Henry Adams

(1838-1918)


The American writer Henry Adams (1838–1918) evaluated his own education, and wrote an autobiography full of sarcasm and self-critical humor. It was published after his death in 1918, and won the Pulitzer prize in 1919. Here is a quote from "The Education of Henry Adams" (p.460), still applicable today:

"A solitary man of sixty-five years or more, alone in a Gothic cathedral or a Paris apartment, need fret himself little about a few illusions more or less. He should have learned his lesson fifty years earlier, the times had long passed when a student could stop before chaos or order, he had no choice but to march with his world.

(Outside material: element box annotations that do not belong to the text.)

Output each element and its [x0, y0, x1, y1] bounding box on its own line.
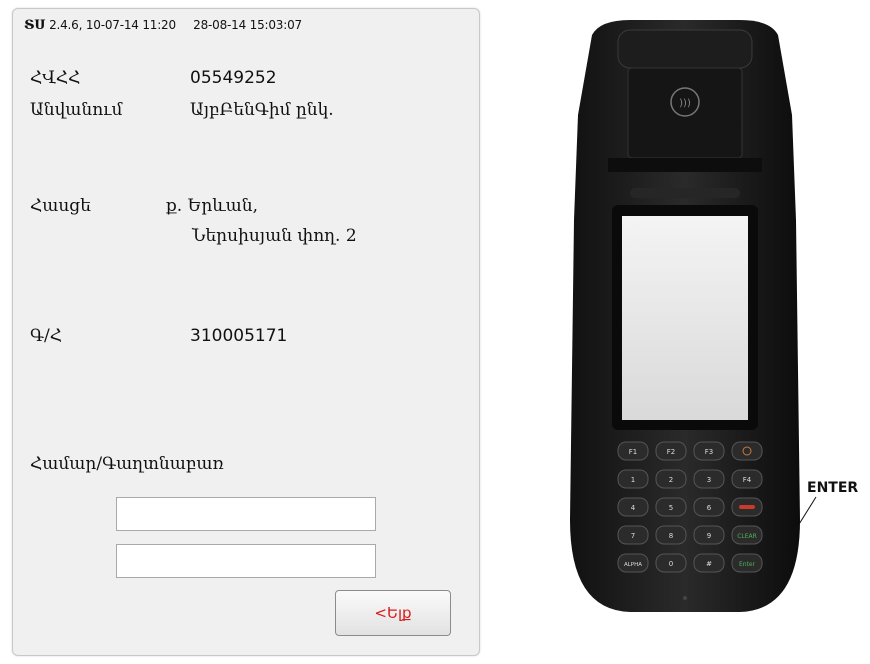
date-2: 28-08-14 15:03:07: [193, 18, 302, 32]
gs-value: 310005171: [190, 326, 288, 346]
login-label: Համար/Գաղտնաբառ: [30, 454, 224, 474]
address-line-2: Ներսիսյան փող. 2: [192, 226, 357, 246]
password-input[interactable]: [116, 544, 376, 578]
svg-text:))): ))): [679, 98, 691, 109]
svg-text:4: 4: [631, 504, 636, 512]
version-text: 2.4.6,: [49, 18, 83, 32]
svg-text:F3: F3: [705, 448, 713, 456]
svg-text:2: 2: [669, 476, 673, 484]
address-label: Հասցե: [30, 196, 91, 216]
name-value: ԱյբԲենԳիմ ընկ.: [190, 100, 334, 120]
svg-text:7: 7: [631, 532, 635, 540]
svg-text:9: 9: [707, 532, 711, 540]
svg-text:0: 0: [669, 560, 673, 568]
name-label: Անվանում: [30, 100, 123, 120]
svg-text:#: #: [706, 560, 712, 568]
number-input[interactable]: [116, 497, 376, 531]
app-logo: ՏՍ: [24, 18, 46, 33]
gs-label: Գ/Հ: [30, 326, 62, 346]
svg-text:F2: F2: [667, 448, 675, 456]
address-line-1: ք. Երևան,: [166, 196, 259, 216]
enter-leader-line: [785, 496, 817, 546]
svg-text:F4: F4: [743, 476, 752, 484]
tin-value: 05549252: [190, 68, 277, 88]
svg-text:CLEAR: CLEAR: [737, 533, 757, 540]
svg-text:1: 1: [631, 476, 635, 484]
date-1: 10-07-14 11:20: [85, 18, 176, 32]
status-header: ՏՍ 2.4.6, 10-07-14 11:20 28-08-14 15:03:…: [24, 18, 302, 33]
svg-text:3: 3: [707, 476, 711, 484]
svg-text:6: 6: [707, 504, 712, 512]
svg-text:ALPHA: ALPHA: [624, 562, 642, 568]
svg-text:8: 8: [669, 532, 673, 540]
tin-label: ՀՎՀՀ: [30, 68, 81, 88]
enter-callout-label: ENTER: [807, 480, 859, 496]
svg-text:F1: F1: [629, 448, 637, 456]
svg-text:5: 5: [669, 504, 673, 512]
exit-button[interactable]: <Ելք: [335, 590, 451, 636]
payment-terminal: ))) F1 F2 F3 1 2 3 F4 4 5 6 7 8 9 CLEAR …: [560, 20, 810, 615]
svg-text:Enter: Enter: [739, 561, 756, 568]
terminal-screen: [622, 216, 748, 420]
terminal-illustration: ))) F1 F2 F3 1 2 3 F4 4 5 6 7 8 9 CLEAR …: [570, 20, 800, 612]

Nevertheless, he could not pretend that his mind felt flattered by this scientific outlook. Every fabulist has told how the human mind has always struggled like a frightened bird to escape the chaos which caged it, how —appearing suddenly and inexplicably out of some unknown and unimaginable void, passing half its known life in the mental chaos of sleep; victim even when awake, to its own ill-adjustment, to disease, to age, to external suggestion, to nature's compulsion; doubting its sensations, and, in the last resort, trusting only to instruments and averages — after sixty or seventy, years of growing astonishment, the mind wakes to find itself looking blankly into the void of death. That it should profess itself pleased by this performance was all that the highest rules of good breeding could ask; but that it should actually be satisfied would prove that it existed only as idiocy."